A new column Neighborhood was created in the best_schools dataframe, where we stored the results of applying the function getSchoolNeighborhood() to the inter_neighborhd series. We printed out the first 5 results of the column and we can see the neighborhood name. Now we only need to do a sorting process to get the neighborhoods with the top high schools according to their SAT score.

#Index only the relevant columns, 'sat_score' and 'Neighborhood'. 
#Group the dataset by neighborhood and calculate the mean of the SAT score for each neighborhood.
#Sort the dataframe according to SAT average score in descending order (High scores first)

best_schools[['sat_score','Neighborhood']].groupby('Neighborhood').mean().sort_values('sat_score',ascending=False)

Neighborhood	sat_score

Battery Park City	2096.0
Bedford Park	1969.0
Oakwood	1953.0
Kingsbridge Heights	1920.0
Pomonok	1910.0
Jamaica	1868.0
Hamilton Heights	1847.0
Fort Greene	1833.0
Upper East Side	1758.0
Williamsburg Houses	1740.0
Lower East Side	1738.5
Lincoln Square	1725.5
Sunnyside	1663.0
Sunnyside Gardens	1636.0
Sheepshead Bay	1627.0
Chelsea	1627.0
Financial District	1614.0
Utopia	1538.0
Seaside	1532.0
Hell's Kitchen	1522.0
Oakland Gardens	1514.0

Conclusion

Just to clarify, the term ‘best’ to classify a high school is based solely in the SAT score, and there are many opinions against using standarized testing as the only measure of human impact a school has.
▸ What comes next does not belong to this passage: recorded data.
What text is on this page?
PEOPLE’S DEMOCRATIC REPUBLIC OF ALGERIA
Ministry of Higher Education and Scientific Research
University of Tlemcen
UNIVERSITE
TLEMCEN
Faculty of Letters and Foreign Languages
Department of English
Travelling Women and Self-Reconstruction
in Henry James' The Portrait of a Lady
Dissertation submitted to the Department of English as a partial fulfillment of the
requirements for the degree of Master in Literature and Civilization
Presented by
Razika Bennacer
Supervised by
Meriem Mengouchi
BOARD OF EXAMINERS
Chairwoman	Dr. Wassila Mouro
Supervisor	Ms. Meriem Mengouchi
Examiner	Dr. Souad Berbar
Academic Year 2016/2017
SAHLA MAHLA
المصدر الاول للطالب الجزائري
Nonetheless, this was an exercise to use Geopy and Web scrapping, and we ended with a list of neighborhoods that house the schools with the best SAT scores. We can see Battery Park City has the highest SAT score average (in the dataframe there was only one high school representing Battery Park City, so the average SAT score of the neighborhood is the average for the high school). This neighborhood is located in Manhattan, and as we saw in the map, a lot of good high schools are located in that Borough.